- Не перевелись. - Никифор сдержал улыбку. Если б Дивьян только звал, скольких трудов стоило уговорить пашозерцев напасть на Келагастово войско первыми, когда те не ждалию Не раз и не два хаживал тогда Никифор на Паш-озеро, разговаривал со старейшинами, советовал. И советы его дали плоды! Почти все Шугозерье захватил уже наволоцкий староста, а вот на Паш-озере застрял, обломился.
- Как Келагаст - поинтересовался монах. - Не трогает еще тебя?

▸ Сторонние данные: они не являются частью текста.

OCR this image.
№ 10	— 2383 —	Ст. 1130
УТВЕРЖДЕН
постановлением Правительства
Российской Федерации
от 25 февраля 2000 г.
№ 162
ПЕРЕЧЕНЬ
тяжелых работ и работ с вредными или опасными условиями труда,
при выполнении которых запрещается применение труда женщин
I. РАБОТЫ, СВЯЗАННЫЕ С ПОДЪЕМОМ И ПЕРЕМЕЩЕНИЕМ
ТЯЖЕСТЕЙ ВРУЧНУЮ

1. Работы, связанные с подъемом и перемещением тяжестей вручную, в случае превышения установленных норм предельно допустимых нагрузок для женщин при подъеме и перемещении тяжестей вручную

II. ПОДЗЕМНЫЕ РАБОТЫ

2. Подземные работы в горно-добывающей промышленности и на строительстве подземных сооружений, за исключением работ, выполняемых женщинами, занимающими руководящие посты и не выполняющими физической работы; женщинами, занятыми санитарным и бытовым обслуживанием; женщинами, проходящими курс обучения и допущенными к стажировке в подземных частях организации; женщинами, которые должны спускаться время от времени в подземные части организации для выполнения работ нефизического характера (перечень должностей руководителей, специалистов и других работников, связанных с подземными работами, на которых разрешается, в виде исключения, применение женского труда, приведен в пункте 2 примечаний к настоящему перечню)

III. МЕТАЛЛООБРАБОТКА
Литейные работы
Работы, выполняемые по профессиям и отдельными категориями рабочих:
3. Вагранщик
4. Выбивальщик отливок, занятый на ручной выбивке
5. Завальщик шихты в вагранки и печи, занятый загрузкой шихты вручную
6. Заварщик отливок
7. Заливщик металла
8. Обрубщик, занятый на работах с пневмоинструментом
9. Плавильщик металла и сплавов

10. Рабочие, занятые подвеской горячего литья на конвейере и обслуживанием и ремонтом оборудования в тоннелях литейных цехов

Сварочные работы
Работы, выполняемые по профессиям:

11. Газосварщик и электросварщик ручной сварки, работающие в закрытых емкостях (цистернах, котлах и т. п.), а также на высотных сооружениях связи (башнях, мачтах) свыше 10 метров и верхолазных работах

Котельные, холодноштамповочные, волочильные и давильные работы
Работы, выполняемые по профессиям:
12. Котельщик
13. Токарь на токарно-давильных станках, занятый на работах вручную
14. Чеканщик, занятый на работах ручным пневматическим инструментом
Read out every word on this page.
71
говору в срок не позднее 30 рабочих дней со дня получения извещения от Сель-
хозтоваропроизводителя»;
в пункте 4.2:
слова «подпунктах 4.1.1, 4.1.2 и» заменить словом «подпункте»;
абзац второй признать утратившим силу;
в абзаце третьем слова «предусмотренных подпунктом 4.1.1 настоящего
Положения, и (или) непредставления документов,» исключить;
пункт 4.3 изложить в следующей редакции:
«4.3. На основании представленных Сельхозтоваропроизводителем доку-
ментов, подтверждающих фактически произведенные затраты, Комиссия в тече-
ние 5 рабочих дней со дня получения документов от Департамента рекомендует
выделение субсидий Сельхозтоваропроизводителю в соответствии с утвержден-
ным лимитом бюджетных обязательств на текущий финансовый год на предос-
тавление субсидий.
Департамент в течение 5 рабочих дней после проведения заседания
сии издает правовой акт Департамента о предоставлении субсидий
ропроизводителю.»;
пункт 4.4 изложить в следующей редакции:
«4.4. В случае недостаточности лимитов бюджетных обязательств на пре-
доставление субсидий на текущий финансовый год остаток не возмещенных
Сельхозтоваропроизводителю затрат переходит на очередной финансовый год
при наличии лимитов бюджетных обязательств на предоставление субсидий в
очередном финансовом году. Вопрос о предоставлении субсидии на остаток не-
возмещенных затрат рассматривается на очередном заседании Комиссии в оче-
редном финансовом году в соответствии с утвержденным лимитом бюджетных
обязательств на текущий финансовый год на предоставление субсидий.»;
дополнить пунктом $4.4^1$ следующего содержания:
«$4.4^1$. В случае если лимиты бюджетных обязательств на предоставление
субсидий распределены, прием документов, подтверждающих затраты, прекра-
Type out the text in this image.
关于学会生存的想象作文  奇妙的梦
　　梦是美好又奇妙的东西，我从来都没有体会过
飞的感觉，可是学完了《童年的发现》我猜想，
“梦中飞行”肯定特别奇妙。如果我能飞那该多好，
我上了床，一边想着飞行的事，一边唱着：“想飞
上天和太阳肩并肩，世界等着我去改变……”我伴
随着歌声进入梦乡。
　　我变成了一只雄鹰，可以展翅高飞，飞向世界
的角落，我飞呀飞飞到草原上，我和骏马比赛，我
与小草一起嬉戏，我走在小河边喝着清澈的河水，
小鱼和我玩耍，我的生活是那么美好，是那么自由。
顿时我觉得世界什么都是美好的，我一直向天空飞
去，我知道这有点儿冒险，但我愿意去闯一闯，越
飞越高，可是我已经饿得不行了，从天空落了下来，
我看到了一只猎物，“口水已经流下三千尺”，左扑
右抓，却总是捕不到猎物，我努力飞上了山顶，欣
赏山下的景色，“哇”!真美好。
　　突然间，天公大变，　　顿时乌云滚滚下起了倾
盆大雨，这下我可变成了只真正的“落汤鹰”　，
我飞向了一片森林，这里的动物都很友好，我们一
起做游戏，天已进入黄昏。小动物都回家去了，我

- Да пока не трогает - Юноша махнул рукой. - Все хочет женить на одной из своих девок - толстой Хараге. Тогда б шугозерские земли его по закону были. Впрочем, не так часто я с Келагастом встречаюсь. Вообще не захожу в Наволок, так, на охоте только.
- Зря не заходишь, - неожиданно жестко произнес Никифор. - От того большая бы польза была. Знаю, опасно. Келагаст хитер и коварен.
- Не так он, как Ажлак - старец. Откуда он и взялся, неведомо. Говорят, раньше на Пир-озере жил. Из тех краев.
- Что за старец такой? - заинтересовался монах.
- А, - отмахнулся юноша. - Я его и видал-то всего один раз. Так, больше с чужих слов знаю.
- Ажлак ведь, по-вашему, "жадный"?
- Ну да, жаден старик и скуп, как не знаю кто. На вид противный такой, мерзкий, сам лыс, бороденка пегатая, реденькая, нос крючком, а глаза так и бегают. Низенький, худой, да сильный. Руки большие, словно оглобли, говорят, запросто людей ими душит. Может, и врут, сам-то я ничего такого не видел.
- Ажлак, значит…
- Ну да. Келагаст его приваживает, не знаю почему…
- Вот и узнай, - попросил Никифор. Дивьян улыбнулся, поправил висевший за спиной охотничий лук, поднялся на ноги.
- Ну, пойду ж, пожалуй.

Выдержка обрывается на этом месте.